Huntley High School's graduation rate is 98.4%, exceeding the state's average of 78% in 2009.

===Activities and athletics===
Huntley High School offers a number of sports and extra-curricular activities:

- Orchesis
- Boys Baseball
- Boys and Girls Basketball
- Boys and Girls Bowling
- Cheerleading
- Chess Team
- Boys and Girls Cross Country
- Football
- Gaming Team
- Boys and Girls Golf
- Boys and Girls Lacrosse
- Poms
- Boys and Girls Soccer
- Girls Softball
- Boys and Girls Tennis
- Track and Field
- Boys and Girls Volleyball
- Boys and Girls Swimming
- Wrestling

- After School Choir
- Art Club
- Band
- Buddies Club
- Color Guard
- Competitive eSports
- Computer Club
- Contest Theatre
- Creative Writing Club
- Culinary Club
- Orchesis Dance Program
- Dungeons and Dragons Club
- Drone Club
- Environmental Club
- Fishing Club
- Film Club
- Frosh-Soph One Acts
- Gender and Sexuality Alliance (GSA)
- Jazz Band
- Journalism
- Hope Squad
- HOSA (Future Healthcare Professionals) Medical Club

- Investing and Economics Club
- Leos Club
- Math Team
- Mock Trial
- Model United Nations
- National Honor Society
- Musicals
- Plays
- Philosophy Club
- RAD (Recognizing American Diversity) Student Committee
- Raider Nation
- Red Raider Robotics
- Scholastic Bowl Team
- Silver Cord
- SnowRaiders (Ski/Snowboarding) (One of the school's biggest clubs)
- Spanish Honor Society
- Speech Team
- Student Council (STUCO)
- Technical Theatre Club
- Thespian Show
- Thespian Troupe
- TV Production Club
- Yearbook
- Zoology Club

Huntley softball won the IHSA Class 4A state title in 2019, the first state title in school history.
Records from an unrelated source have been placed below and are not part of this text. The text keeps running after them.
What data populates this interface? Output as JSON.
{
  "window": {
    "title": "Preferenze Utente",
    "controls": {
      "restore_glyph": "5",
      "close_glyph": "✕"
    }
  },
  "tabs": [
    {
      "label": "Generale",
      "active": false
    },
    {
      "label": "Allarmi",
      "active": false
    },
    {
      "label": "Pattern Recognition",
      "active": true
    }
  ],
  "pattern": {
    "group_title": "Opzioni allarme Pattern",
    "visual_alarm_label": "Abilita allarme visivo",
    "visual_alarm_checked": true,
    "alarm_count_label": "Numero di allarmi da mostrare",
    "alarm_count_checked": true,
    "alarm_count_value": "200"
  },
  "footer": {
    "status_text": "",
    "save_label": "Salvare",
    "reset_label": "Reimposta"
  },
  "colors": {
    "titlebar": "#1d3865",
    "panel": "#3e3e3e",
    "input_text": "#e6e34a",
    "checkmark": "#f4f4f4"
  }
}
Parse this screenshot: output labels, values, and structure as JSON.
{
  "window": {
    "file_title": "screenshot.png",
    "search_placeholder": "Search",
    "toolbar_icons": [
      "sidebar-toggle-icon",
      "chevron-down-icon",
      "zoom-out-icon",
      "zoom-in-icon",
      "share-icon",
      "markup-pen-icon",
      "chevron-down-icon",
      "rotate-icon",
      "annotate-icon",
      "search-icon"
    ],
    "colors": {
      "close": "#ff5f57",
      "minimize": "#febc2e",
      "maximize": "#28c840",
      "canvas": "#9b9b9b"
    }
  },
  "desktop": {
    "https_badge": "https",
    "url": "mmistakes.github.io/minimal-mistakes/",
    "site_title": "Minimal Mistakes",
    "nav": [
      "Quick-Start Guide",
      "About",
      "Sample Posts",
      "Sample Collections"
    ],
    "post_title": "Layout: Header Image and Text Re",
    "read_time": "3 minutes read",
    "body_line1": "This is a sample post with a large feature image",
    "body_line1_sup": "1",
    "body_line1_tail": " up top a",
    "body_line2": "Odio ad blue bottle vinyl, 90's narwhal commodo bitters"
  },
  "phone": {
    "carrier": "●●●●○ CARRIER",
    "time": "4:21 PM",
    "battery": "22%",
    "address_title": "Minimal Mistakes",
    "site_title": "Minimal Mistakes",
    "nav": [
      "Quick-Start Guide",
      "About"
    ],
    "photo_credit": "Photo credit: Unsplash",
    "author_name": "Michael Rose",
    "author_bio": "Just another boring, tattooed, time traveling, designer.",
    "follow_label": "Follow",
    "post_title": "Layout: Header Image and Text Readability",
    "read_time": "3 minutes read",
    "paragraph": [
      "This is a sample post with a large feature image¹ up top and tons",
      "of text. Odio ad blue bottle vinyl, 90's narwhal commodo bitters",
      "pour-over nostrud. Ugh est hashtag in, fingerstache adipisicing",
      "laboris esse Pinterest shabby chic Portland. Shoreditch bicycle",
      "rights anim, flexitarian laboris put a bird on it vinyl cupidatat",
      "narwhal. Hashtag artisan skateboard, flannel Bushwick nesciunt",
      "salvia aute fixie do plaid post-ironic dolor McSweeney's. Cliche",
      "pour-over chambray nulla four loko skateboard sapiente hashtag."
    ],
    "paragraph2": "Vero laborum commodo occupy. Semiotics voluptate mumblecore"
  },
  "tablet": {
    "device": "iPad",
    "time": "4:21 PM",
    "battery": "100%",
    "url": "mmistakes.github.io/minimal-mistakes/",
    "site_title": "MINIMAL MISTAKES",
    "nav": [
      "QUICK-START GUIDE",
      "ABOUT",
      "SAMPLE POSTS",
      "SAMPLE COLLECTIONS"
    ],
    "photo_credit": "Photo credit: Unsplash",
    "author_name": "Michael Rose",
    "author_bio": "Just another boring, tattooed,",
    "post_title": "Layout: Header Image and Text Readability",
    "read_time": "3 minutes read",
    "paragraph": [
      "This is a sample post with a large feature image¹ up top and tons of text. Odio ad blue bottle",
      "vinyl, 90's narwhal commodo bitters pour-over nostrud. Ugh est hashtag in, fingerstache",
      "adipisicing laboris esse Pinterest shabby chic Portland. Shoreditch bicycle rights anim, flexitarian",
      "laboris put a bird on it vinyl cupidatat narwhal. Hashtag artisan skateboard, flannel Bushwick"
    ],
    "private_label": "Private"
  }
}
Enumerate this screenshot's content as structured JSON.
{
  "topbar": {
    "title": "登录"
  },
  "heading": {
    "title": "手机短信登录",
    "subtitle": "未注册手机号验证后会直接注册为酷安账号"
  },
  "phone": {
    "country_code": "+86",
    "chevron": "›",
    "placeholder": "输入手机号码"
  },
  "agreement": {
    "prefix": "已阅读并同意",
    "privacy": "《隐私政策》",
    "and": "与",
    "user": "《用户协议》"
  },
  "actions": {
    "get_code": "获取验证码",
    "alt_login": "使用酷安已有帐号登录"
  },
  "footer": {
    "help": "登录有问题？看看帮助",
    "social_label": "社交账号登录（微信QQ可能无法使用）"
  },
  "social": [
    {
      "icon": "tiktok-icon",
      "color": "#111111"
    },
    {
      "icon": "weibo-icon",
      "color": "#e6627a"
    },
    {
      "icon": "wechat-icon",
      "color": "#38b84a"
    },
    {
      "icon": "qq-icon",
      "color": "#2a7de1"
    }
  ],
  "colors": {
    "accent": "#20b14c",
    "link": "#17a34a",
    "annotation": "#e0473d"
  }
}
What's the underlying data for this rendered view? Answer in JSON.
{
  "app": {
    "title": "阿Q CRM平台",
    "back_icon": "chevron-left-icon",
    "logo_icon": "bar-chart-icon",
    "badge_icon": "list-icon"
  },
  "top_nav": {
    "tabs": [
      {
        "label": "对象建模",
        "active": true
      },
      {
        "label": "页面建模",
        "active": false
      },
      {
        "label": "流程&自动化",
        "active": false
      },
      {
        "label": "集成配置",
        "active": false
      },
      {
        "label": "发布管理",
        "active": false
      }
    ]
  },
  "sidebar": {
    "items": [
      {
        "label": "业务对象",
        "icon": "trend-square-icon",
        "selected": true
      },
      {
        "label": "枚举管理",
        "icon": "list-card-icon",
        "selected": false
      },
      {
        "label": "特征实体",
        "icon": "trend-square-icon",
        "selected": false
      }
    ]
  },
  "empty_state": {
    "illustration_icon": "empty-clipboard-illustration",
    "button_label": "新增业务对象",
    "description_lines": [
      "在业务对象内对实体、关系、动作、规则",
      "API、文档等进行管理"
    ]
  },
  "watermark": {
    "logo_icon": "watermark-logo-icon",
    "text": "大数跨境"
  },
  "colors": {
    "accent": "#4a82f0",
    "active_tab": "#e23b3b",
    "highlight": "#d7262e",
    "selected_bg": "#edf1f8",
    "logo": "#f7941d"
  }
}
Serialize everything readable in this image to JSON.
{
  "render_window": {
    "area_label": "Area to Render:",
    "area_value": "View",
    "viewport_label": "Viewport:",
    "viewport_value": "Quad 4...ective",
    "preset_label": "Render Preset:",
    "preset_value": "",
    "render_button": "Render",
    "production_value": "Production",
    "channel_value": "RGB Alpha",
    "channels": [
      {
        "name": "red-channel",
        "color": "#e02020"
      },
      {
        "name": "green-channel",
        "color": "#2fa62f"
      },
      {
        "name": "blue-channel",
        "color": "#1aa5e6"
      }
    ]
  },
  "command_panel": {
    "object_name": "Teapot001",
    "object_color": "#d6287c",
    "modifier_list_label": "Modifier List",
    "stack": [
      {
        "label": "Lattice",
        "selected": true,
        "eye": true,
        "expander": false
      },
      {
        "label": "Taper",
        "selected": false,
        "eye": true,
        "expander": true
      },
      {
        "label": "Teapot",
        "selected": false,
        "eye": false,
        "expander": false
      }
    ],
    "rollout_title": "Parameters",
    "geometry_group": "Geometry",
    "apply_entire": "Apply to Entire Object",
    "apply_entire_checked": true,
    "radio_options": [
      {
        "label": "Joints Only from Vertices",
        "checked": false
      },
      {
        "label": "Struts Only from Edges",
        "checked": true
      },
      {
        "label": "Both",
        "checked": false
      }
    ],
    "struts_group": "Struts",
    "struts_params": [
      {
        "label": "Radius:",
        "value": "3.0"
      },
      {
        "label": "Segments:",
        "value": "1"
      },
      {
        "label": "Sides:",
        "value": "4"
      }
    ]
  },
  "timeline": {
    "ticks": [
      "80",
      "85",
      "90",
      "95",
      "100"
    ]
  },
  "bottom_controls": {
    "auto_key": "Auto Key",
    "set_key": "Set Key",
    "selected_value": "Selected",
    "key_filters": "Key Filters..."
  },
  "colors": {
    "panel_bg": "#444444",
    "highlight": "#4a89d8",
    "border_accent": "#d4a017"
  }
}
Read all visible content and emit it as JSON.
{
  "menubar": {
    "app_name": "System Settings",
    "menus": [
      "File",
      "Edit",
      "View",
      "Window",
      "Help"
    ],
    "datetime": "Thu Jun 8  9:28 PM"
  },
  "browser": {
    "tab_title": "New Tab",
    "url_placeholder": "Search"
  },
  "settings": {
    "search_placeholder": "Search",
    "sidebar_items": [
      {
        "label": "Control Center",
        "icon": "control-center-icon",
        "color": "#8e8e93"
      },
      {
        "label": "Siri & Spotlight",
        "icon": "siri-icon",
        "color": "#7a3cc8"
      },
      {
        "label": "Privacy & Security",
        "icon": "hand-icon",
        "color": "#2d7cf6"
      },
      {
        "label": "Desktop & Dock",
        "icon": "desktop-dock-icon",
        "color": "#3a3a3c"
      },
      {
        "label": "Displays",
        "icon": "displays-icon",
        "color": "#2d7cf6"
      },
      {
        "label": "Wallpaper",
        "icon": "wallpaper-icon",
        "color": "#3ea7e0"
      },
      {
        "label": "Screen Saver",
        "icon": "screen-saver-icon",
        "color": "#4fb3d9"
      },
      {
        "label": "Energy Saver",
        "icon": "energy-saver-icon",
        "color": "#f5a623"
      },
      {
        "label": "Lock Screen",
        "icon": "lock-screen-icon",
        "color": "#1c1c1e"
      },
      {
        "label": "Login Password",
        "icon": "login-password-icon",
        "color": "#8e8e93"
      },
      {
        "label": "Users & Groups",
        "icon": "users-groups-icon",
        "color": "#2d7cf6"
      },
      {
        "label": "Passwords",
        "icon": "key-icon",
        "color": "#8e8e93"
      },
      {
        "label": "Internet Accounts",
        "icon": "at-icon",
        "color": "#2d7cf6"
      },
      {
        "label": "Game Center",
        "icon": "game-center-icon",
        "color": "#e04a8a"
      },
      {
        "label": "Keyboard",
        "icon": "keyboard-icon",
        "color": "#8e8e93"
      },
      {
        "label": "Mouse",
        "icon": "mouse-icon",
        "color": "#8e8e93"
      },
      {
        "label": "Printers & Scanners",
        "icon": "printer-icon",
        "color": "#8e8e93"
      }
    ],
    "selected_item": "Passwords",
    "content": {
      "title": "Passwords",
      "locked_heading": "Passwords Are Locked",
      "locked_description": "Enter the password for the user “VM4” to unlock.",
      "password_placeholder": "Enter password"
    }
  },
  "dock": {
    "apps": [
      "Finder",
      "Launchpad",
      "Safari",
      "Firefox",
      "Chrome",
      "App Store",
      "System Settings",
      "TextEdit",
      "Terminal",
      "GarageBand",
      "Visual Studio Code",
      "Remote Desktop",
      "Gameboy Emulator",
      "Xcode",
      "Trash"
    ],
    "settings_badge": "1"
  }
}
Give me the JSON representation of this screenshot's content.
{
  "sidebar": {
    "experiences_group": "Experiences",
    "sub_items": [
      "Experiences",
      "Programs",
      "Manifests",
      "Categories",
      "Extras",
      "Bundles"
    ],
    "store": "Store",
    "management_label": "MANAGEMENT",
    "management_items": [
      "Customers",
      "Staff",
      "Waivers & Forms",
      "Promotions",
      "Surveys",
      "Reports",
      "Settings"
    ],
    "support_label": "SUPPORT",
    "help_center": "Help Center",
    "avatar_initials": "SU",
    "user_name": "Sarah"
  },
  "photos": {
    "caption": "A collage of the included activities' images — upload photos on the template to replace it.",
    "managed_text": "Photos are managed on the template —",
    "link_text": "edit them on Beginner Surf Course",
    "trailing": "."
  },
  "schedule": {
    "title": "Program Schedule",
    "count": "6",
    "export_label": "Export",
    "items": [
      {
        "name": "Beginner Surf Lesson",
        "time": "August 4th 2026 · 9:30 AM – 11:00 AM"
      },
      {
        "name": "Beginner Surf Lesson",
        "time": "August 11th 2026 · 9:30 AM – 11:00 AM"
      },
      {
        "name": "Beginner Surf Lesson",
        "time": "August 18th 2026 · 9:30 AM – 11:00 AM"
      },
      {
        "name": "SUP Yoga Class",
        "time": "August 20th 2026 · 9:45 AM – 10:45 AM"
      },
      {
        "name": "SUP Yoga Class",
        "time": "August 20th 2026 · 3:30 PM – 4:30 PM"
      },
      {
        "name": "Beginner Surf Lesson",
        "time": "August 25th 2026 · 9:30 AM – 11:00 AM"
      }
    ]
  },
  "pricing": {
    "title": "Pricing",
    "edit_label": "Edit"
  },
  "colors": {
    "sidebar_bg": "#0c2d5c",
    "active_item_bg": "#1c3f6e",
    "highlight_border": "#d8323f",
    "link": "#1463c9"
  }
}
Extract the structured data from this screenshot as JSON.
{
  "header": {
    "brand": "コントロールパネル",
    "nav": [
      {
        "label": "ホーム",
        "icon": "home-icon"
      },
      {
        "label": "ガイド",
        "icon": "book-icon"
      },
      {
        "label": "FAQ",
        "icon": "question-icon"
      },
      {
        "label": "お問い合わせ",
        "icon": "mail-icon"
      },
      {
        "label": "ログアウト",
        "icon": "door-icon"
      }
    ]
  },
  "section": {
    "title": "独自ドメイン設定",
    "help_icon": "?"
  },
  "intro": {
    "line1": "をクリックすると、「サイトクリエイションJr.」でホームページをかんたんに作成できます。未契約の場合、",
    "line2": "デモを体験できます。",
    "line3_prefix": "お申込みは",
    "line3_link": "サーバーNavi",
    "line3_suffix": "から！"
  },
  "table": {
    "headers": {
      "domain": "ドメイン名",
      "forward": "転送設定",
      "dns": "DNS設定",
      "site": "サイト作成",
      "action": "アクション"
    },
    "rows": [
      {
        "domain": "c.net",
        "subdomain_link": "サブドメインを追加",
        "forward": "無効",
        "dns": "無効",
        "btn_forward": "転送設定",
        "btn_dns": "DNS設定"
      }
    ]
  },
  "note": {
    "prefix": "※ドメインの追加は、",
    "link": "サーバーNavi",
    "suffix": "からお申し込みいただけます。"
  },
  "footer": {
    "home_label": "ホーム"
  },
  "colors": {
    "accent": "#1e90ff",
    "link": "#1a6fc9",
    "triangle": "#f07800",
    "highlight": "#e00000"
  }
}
Huntley's Journalism team won back-to-back IHSA state championships in 2021 and 2022.

Huntley girls track won the IHSA Class 3A girls track state title in 2023.

For a number of years, Huntley High School was part of the Big Northern Conference which comprised twelve small-town schools in North Central Illinois. As Huntley High School's enrollment approached 1,000 in the early 2000s, it became class AA and joined the much larger suburban Fox Valley Conference in 2002.